I have a value which I define, and then use in the next line. However, this value is only recognized depending on how I use it below:
specifically, the messages
variable, defined in the first line of each example, is not recognized in the second example. I should also note that since the last time I tested this, there is also now a type mismatch error on the line which uses the value from the function chaining line as well.
Here are two examples, which should be equivalent, but the first saves an intermediate value, and the second one uses more chaining:
Working
messages = Chat.appendUserMessage previousMessages Stdin.line! {}
response = Http.send (Chat.buildHttpRequest client messages {}) |> Task.result!
updatedMessages = Chat.updateMessageList response messages |> Tools.handleToolCalls! client toolHandlerMap
printLastMessage! updatedMessages
Broken
messages = Chat.appendUserMessage previousMessages Stdin.line! {}
updatedMessages =
Http.send (Chat.buildHttpRequest client messages {})
|> Task.result!
|> Chat.updateMessageList messages
|> Tools.handleToolCalls client toolHandlerMap
printLastMessage! updatedMessages
In the second example, I get the following error messages:
── TYPE MISMATCH in roc-agent.roc ──────────────────────────────────────────────
This 1st argument to printLastMessage has an unexpected type:
45│ printLastMessage! updatedMessages
^^^^^^^^^^^^^^^
This updatedMessages value is a:
Task (List Tools.Message) [
DirErr [
AlreadyExists,
NotADirectory,
NotFound,
Other Str,
PermissionDenied,
],
PathErr InternalPath.GetMetadataErr,
]
But printLastMessage needs its 1st argument to be:
List Chat.Message
Tip: Add type annotations to functions or values to help you figure
this out.
── UNRECOGNIZED NAME in roc-agent.roc ──────────────────────────────────────────
Nothing is named `messages` in this scope.

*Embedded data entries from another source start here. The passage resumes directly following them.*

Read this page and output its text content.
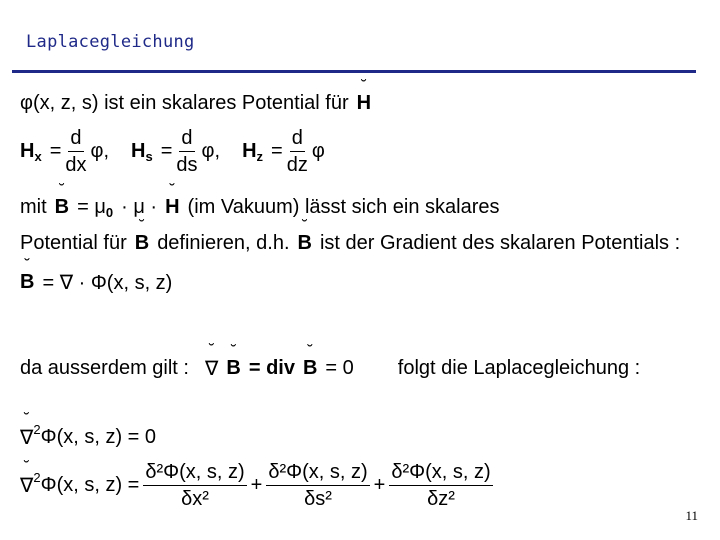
Laplacegleichung
φ(x, z, s) ist ein skalares Potential für ˘ H
H $x = \frac{d}{dx} \varphi$, H $s = \frac{d}{ds} \varphi$, H $z = \frac{d}{dz}$ φ
mit ˘ B = μ 0 · μ · ˘ H (im Vakuum) lässt sich ein skalares
Potential für ˘ B definieren, d.h. ˘ B ist der Gradient des skalaren Potentials :
˘ B = ∇ · Φ(x, s, z)
da ausserdem gilt : ˘ ∇ ˘ B = div ˘ B = 0 folgt die Laplacegleichung :
˘ ∇ 2 Φ(x, s, z) = 0
˘ ∇ 2 Φ(x, s, $z) = \frac{\text{δ²Φ(x, s, z)}}{\text{δx²}} + \frac{\text{δ²Φ(x, s, z)}}{\text{δs²}} + \frac{\text{δ²Φ(x, s, z)}}{\text{δz²}}$
11
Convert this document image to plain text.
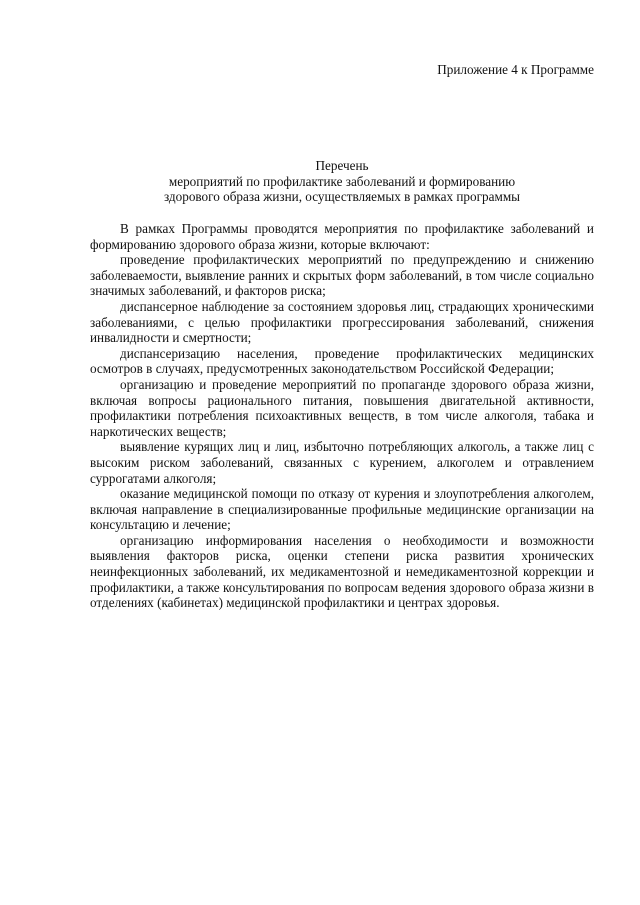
Приложение 4 к Программе
Перечень
мероприятий по профилактике заболеваний и формированию
здорового образа жизни, осуществляемых в рамках программы

В рамках Программы проводятся мероприятия по профилактике заболеваний и формированию здорового образа жизни, которые включают:

проведение профилактических мероприятий по предупреждению и снижению заболеваемости, выявление ранних и скрытых форм заболеваний, в том числе социально значимых заболеваний, и факторов риска;

диспансерное наблюдение за состоянием здоровья лиц, страдающих хроническими заболеваниями, с целью профилактики прогрессирования заболеваний, снижения инвалидности и смертности;

диспансеризацию населения, проведение профилактических медицинских осмотров в случаях, предусмотренных законодательством Российской Федерации;

организацию и проведение мероприятий по пропаганде здорового образа жизни, включая вопросы рационального питания, повышения двигательной активности, профилактики потребления психоактивных веществ, в том числе алкоголя, табака и наркотических веществ;

выявление курящих лиц и лиц, избыточно потребляющих алкоголь, а также лиц с высоким риском заболеваний, связанных с курением, алкоголем и отравлением суррогатами алкоголя;

оказание медицинской помощи по отказу от курения и злоупотребления алкоголем, включая направление в специализированные профильные медицинские организации на консультацию и лечение;

организацию информирования населения о необходимости и возможности выявления факторов риска, оценки степени риска развития хронических неинфекционных заболеваний, их медикаментозной и немедикаментозной коррекции и профилактики, а также консультирования по вопросам ведения здорового образа жизни в отделениях (кабинетах) медицинской профилактики и центрах здоровья.
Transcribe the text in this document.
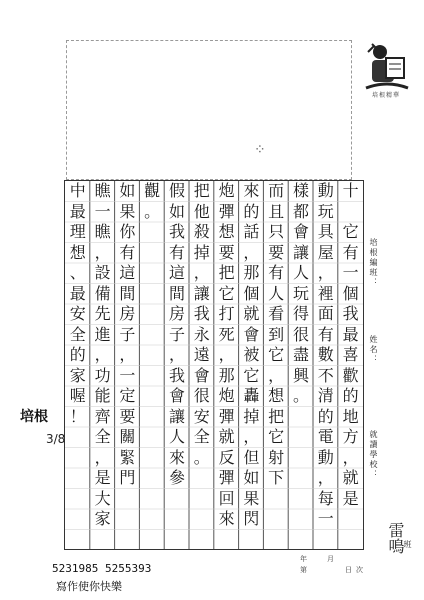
培根精華
⁘
十
它
有
一
個
我
最
喜
歡
的
地
方
，
就
是
動
玩
具
屋
，
裡
面
有
數
不
清
的
電
動
，
每
一
樣
都
會
讓
人
玩
得
很
盡
興
。
而
且
只
要
有
人
看
到
它
，
想
把
它
射
下
來
的
話
，
那
個
就
會
被
它
轟
掉
，
但
如
果
閃
炮
彈
想
要
把
它
打
死
，
那
炮
彈
就
反
彈
回
來
把
他
殺
掉
，
讓
我
永
遠
會
很
安
全
。
假
如
我
有
這
間
房
子
，
我
會
讓
人
來
參
觀
。
如
果
你
有
這
間
房
子
，
一
定
要
關
緊
門
瞧
一
瞧
，
設
備
先
進
，
功
能
齊
全
，
是
大
家
中
最
理
想
、
最
安
全
的
家
喔
！
培根編班：
姓名：
就讀學校：
班
雷鳴
年
第
月
日 次
培根
3/8
5231985 5255393
寫作使你快樂
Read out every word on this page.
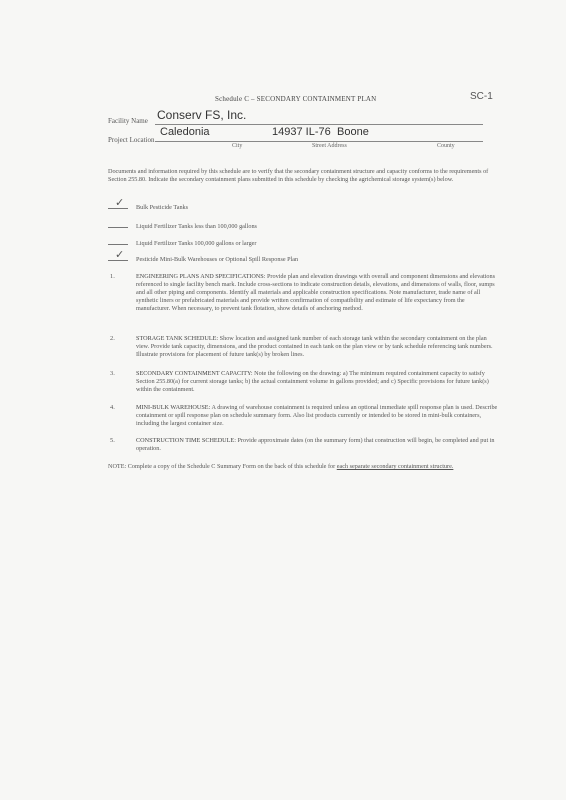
Schedule C – SECONDARY CONTAINMENT PLAN	SC-1
Facility Name Conserv FS, Inc.
Project Location
Caledonia	14937 IL-76 Boone
City	Street Address	County
Documents and information required by this schedule are to verify that the secondary containment structure and capacity conforms to the requirements of Section 255.80. Indicate the secondary containment plans submitted in this schedule by checking the agrichemical storage system(s) below.
✓ Bulk Pesticide Tanks
Liquid Fertilizer Tanks less than 100,000 gallons
Liquid Fertilizer Tanks 100,000 gallons or larger
✓ Pesticide Mini-Bulk Warehouses or Optional Spill Response Plan
1.	ENGINEERING PLANS AND SPECIFICATIONS: Provide plan and elevation drawings with overall and component dimensions and elevations referenced to single facility bench mark. Include cross-sections to indicate construction details, elevations, and dimensions of walls, floor, sumps and all other piping and components. Identify all materials and applicable construction specifications. Note manufacturer, trade name of all synthetic liners or prefabricated materials and provide written confirmation of compatibility and estimate of life expectancy from the manufacturer. When necessary, to prevent tank flotation, show details of anchoring method.
2.	STORAGE TANK SCHEDULE: Show location and assigned tank number of each storage tank within the secondary containment on the plan view. Provide tank capacity, dimensions, and the product contained in each tank on the plan view or by tank schedule referencing tank numbers. Illustrate provisions for placement of future tank(s) by broken lines.
3.	SECONDARY CONTAINMENT CAPACITY: Note the following on the drawing: a) The minimum required containment capacity to satisfy Section 255.80(a) for current storage tanks; b) the actual containment volume in gallons provided; and c) Specific provisions for future tank(s) within the containment.
4.	MINI-BULK WAREHOUSE: A drawing of warehouse containment is required unless an optional immediate spill response plan is used. Describe containment or spill response plan on schedule summary form. Also list products currently or intended to be stored in mini-bulk containers, including the largest container size.
5.	CONSTRUCTION TIME SCHEDULE: Provide approximate dates (on the summary form) that construction will begin, be completed and put in operation.
NOTE: Complete a copy of the Schedule C Summary Form on the back of this schedule for each separate secondary containment structure.
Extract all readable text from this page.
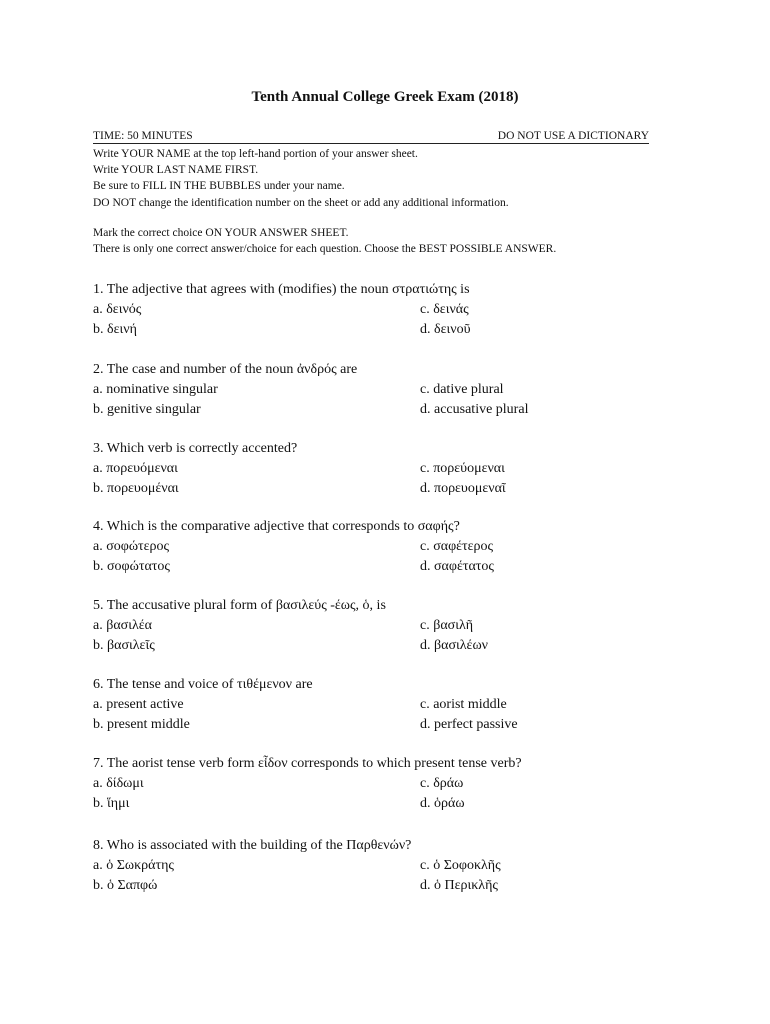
Tenth Annual College Greek Exam (2018)
TIME: 50 MINUTES	DO NOT USE A DICTIONARY
Write YOUR NAME at the top left-hand portion of your answer sheet.
Write YOUR LAST NAME FIRST.
Be sure to FILL IN THE BUBBLES under your name.
DO NOT change the identification number on the sheet or add any additional information.
Mark the correct choice ON YOUR ANSWER SHEET.
There is only one correct answer/choice for each question. Choose the BEST POSSIBLE ANSWER.
1. The adjective that agrees with (modifies) the noun στρατιώτης is
a. δεινός	c. δεινάς
b. δεινή	d. δεινοῦ
2. The case and number of the noun ἀνδρός are
a. nominative singular	c. dative plural
b. genitive singular	d. accusative plural
3. Which verb is correctly accented?
a. πορευόμεναι	c. πορεύομεναι
b. πορευομέναι	d. πορευομεναῖ
4. Which is the comparative adjective that corresponds to σαφής?
a. σοφώτερος	c. σαφέτερος
b. σοφώτατος	d. σαφέτατος
5. The accusative plural form of βασιλεύς -έως, ὁ, is
a. βασιλέα	c. βασιλῆ
b. βασιλεῖς	d. βασιλέων
6. The tense and voice of τιθέμενον are
a. present active	c. aorist middle
b. present middle	d. perfect passive
7. The aorist tense verb form εἶδον corresponds to which present tense verb?
a. δίδωμι	c. δράω
b. ἵημι	d. ὁράω
8. Who is associated with the building of the Παρθενών?
a. ὁ Σωκράτης	c. ὁ Σοφοκλῆς
b. ὁ Σαπφώ	d. ὁ Περικλῆς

41│ Http.send (Chat.buildHttpRequest client messages {})
^^^^^^^^
Did you mean one of these?
Message
initMessages
Integer
Result
Known bug...or more accurately a variant of a known bug
!
does not desugar correctly with tasks
Specifically, it desugars incorrectly when used in pipelines
I advise moving to purity inference if you can
These are the kinds of bugs that aren't really worth spending time to fix now that purity inference is here
Context:
Yep, makes total sense. Thanks Brendan!
Ian McLerran has marked this topic as resolved.